# Boat recommendations request



## ryan511 (Jun 26, 2008)

Hi guys. I'm looking to purchase a boat. I know nothing about them.  I'll try to list all essential information to help you help me.


Price range: 8-10K max

fishing desired: I want to catch cobia, kings and spanish. Same stuff I catch at the pier, minus the human interaction . I want to fish water similar to that of the piers. I don't want to go out far, I get seasick anyway. I think that's called an "inshore" boat?


If you can point me in the right direction, I would appreciate it a lot.


----------



## jeep2obx (Jul 10, 2006)

check out carolina skiffs or maycraft boats good prices,17 ft maycraft under 10,000 at ed's marine.com in ashland va


----------



## dudeondacouch (Apr 6, 2010)

go used.


----------



## SkunkApe (Dec 9, 2006)

Check out www.thehulltruth.com. Search the forums, ask questions, there's a ton of info about boats on there. Good luck! 

Skunk


----------



## trackerz (Jul 21, 2009)

Take a boating class before you purchase.


----------



## ryan511 (Jun 26, 2008)

Thank you very much gentlemen. 


I've got some reading to do.


----------



## Fishman (Apr 23, 2000)

Parker 18 ft.

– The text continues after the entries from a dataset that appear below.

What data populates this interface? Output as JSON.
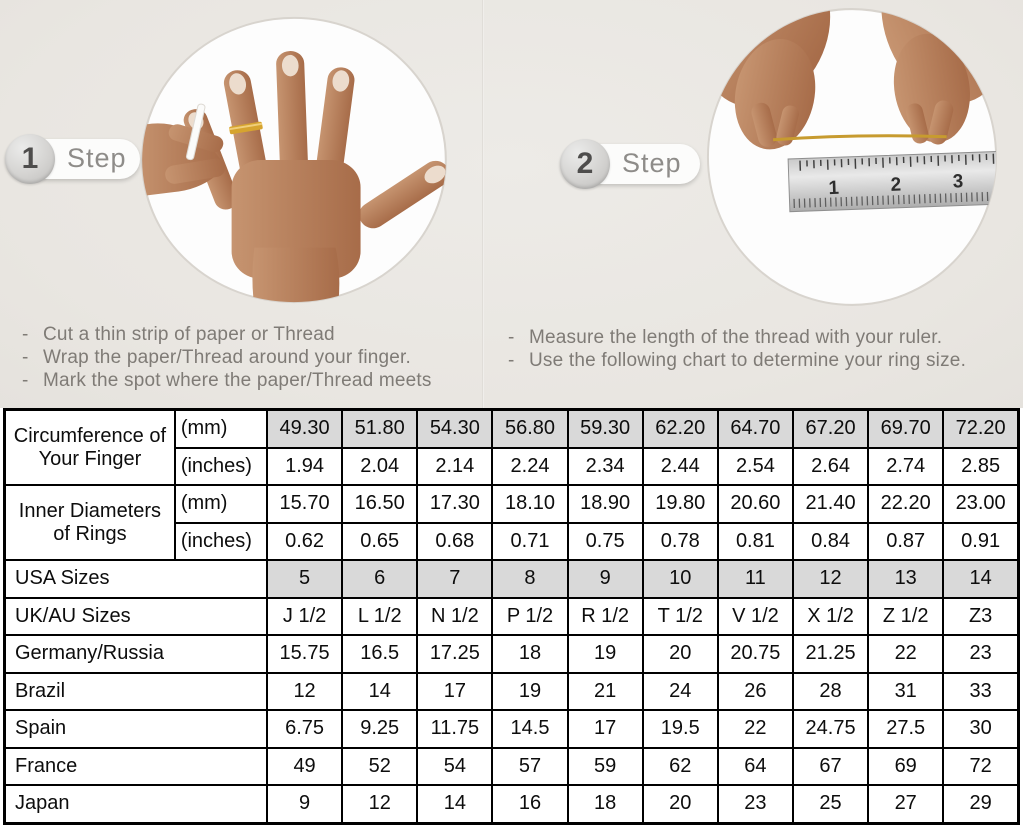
{
  "colors": {
    "top_background": "#eae7e2",
    "shaded_cell": "#d9d9d9",
    "table_border": "#000000",
    "muted_text": "#7f7b76",
    "gold_thread": "#c79b2f"
  },
  "steps": [
    {
      "number": "1",
      "label": "Step",
      "bullet_prefix": "-",
      "bullets": [
        "Cut a thin strip of paper or Thread",
        "Wrap the paper/Thread around your finger.",
        "Mark the spot where the paper/Thread meets"
      ]
    },
    {
      "number": "2",
      "label": "Step",
      "bullet_prefix": "-",
      "bullets": [
        "Measure the length of the thread with your ruler.",
        "Use the following chart to determine your ring size."
      ]
    }
  ],
  "photos": {
    "step1_name": "hand-with-ring-photo",
    "step2_name": "measuring-thread-with-ruler-photo",
    "ruler_numbers": [
      "1",
      "2",
      "3"
    ]
  },
  "table": {
    "groups": [
      {
        "label": "Circumference of Your Finger",
        "rows": [
          {
            "unit": "(mm)",
            "shaded": true,
            "values": [
              "49.30",
              "51.80",
              "54.30",
              "56.80",
              "59.30",
              "62.20",
              "64.70",
              "67.20",
              "69.70",
              "72.20"
            ]
          },
          {
            "unit": "(inches)",
            "shaded": false,
            "values": [
              "1.94",
              "2.04",
              "2.14",
              "2.24",
              "2.34",
              "2.44",
              "2.54",
              "2.64",
              "2.74",
              "2.85"
            ]
          }
        ]
      },
      {
        "label": "Inner Diameters of Rings",
        "rows": [
          {
            "unit": "(mm)",
            "shaded": false,
            "values": [
              "15.70",
              "16.50",
              "17.30",
              "18.10",
              "18.90",
              "19.80",
              "20.60",
              "21.40",
              "22.20",
              "23.00"
            ]
          },
          {
            "unit": "(inches)",
            "shaded": false,
            "values": [
              "0.62",
              "0.65",
              "0.68",
              "0.71",
              "0.75",
              "0.78",
              "0.81",
              "0.84",
              "0.87",
              "0.91"
            ]
          }
        ]
      }
    ],
    "size_rows": [
      {
        "label": "USA Sizes",
        "shaded": true,
        "values": [
          "5",
          "6",
          "7",
          "8",
          "9",
          "10",
          "11",
          "12",
          "13",
          "14"
        ]
      },
      {
        "label": "UK/AU Sizes",
        "shaded": false,
        "values": [
          "J 1/2",
          "L 1/2",
          "N 1/2",
          "P 1/2",
          "R 1/2",
          "T 1/2",
          "V 1/2",
          "X 1/2",
          "Z 1/2",
          "Z3"
        ]
      },
      {
        "label": "Germany/Russia",
        "shaded": false,
        "values": [
          "15.75",
          "16.5",
          "17.25",
          "18",
          "19",
          "20",
          "20.75",
          "21.25",
          "22",
          "23"
        ]
      },
      {
        "label": "Brazil",
        "shaded": false,
        "values": [
          "12",
          "14",
          "17",
          "19",
          "21",
          "24",
          "26",
          "28",
          "31",
          "33"
        ]
      },
      {
        "label": "Spain",
        "shaded": false,
        "values": [
          "6.75",
          "9.25",
          "11.75",
          "14.5",
          "17",
          "19.5",
          "22",
          "24.75",
          "27.5",
          "30"
        ]
      },
      {
        "label": "France",
        "shaded": false,
        "values": [
          "49",
          "52",
          "54",
          "57",
          "59",
          "62",
          "64",
          "67",
          "69",
          "72"
        ]
      },
      {
        "label": "Japan",
        "shaded": false,
        "values": [
          "9",
          "12",
          "14",
          "16",
          "18",
          "20",
          "23",
          "25",
          "27",
          "29"
        ]
      }
    ]
  }
}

CC


----------



## ledweightII (Apr 4, 2008)

the thing ABOUT A CAROLINA SKIFF IS THE RIDE..there are many different types of boats out there that will give a great ride for shallow waters and give you security for weather..ive seen key west boats that are durable, shallow and give a DRY ride....carolina skiff type of boat is no more than a big john boat. I dont like that kinda ride, its a wet ride and a rough ride in anything but glass top water...thats a biggie to me. just because it has a v-bottom doesnt mean it cant be shallow...
if your going to invest 8 to 10k in a first boat I think you need to ride in the many different makers. I have an older Ranger that is a dry, safe and shallow ride for a 17ft'er
My first boat I knew that i would damage and wanted to get aquainted with the waters without having to pay a bunch of money without knowing what was out there...

I get a lot of info. from iboats.com for info on repairs and parts...thay have a board on boat purchases..

ive owned 4 boats this past 5yrs and they were all used and there are things that can cost a bundle if you dont know what to look for...ive also done repairs on a bunch of boats for people as a hobby and to make some change.

i'd suggest to buy yourself a freindly mechanic and have them give you some advice and help...
like i said there are many different makers of boats and each one will have pro's and con's...some problems may be consistent with one model and different with another...look for a solid transom, not wood...

i like hydrosport, keywest, proline, scout, kenyer..but there are so many in that price range.


----------